Читатель прочитывает эти художественные воспроизведения неизвестного ему мира и положительно не верит ни одному слову. Да и нельзя верить, потому что немыслимо даже вообразить себе, чтобы существовало такое поколение, которое ничем бы другим не занималось, кроме раскладывания словесного гранпасьянса. Хотя читатель и мало знает о «новых русских людях», но все-таки он кое-что слыхал об них. Он слыхал об увлечениях не книжных только, а действительных, о безвременно погубленных силах, о принесенных жертвах; он знает, что эти слухи не призрак, а суровая правда; поэтому он желает, чтоб ему объяснили, в чем заключаются эти действительные увлечения «нового человека», во имя чего приносятся им жертвы и как приносятся. А его, вместо того, потчуют каким-то беспутным гуляньем с филипповскими калачами, колбасой и бесконечным-бесконечным переливаньем из пустого в порожнее. Где же жертвы, где встреча молодого и страстного убеждения с самоуверенною и ни на что не дающею ответа действительностию? Или и в самом деле арена борьбы ограничивается стенами какого-нибудь домика на Петербургской стороне? Нет, это неверно уже по одному тому, что подобному заявлению противоречат факты, конкретность которых ни для кого не тайна.

По такому-то убогому и бессодержательному рецепту (манера № 2-й) нарисованы и «новые русские люди» г.
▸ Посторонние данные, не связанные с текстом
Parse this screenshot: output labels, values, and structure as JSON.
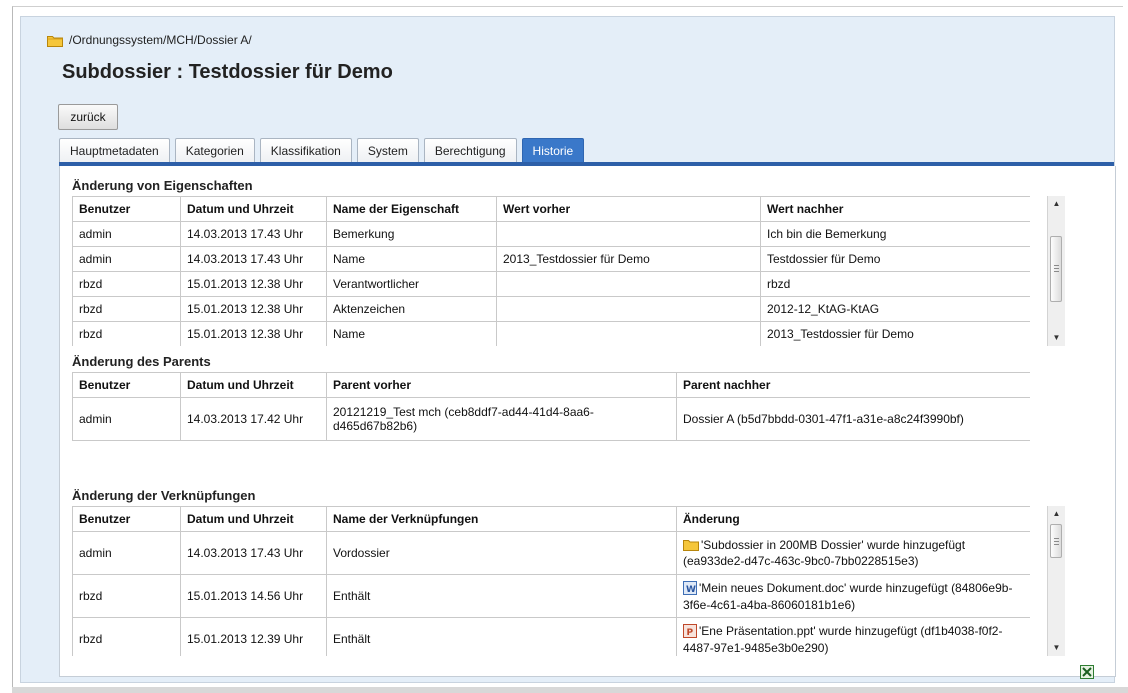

Мордовцева. Великое множество лиц проходит перед глазами читателя, и все они кратко, но с невозмутимою назойливостью лгут на тему о необходимости труда. Каждый из этих призраков подойдет к читателю, покобенится перед ним, произнесет: «труд — вот единственное спасение» и т. д., и исчезнет куда-то без вести, чтобы дать место другому призраку, который точь-в-точь проделает ту же штуку и тоже исчезнет в царстве теней. Но так как общие места имеют то свойство, что, как их ни верти и сколько раз ни повторяй, они всегда останутся только общими местами или рядом общих мест, то весьма естественно, что даже самый учтивый читатель и тот спешит поскорее раскланяться с рекомендуемыми ему пристанодержателями пустопорожности и закрывает книгу, чтобы никогда не возвращаться к ней.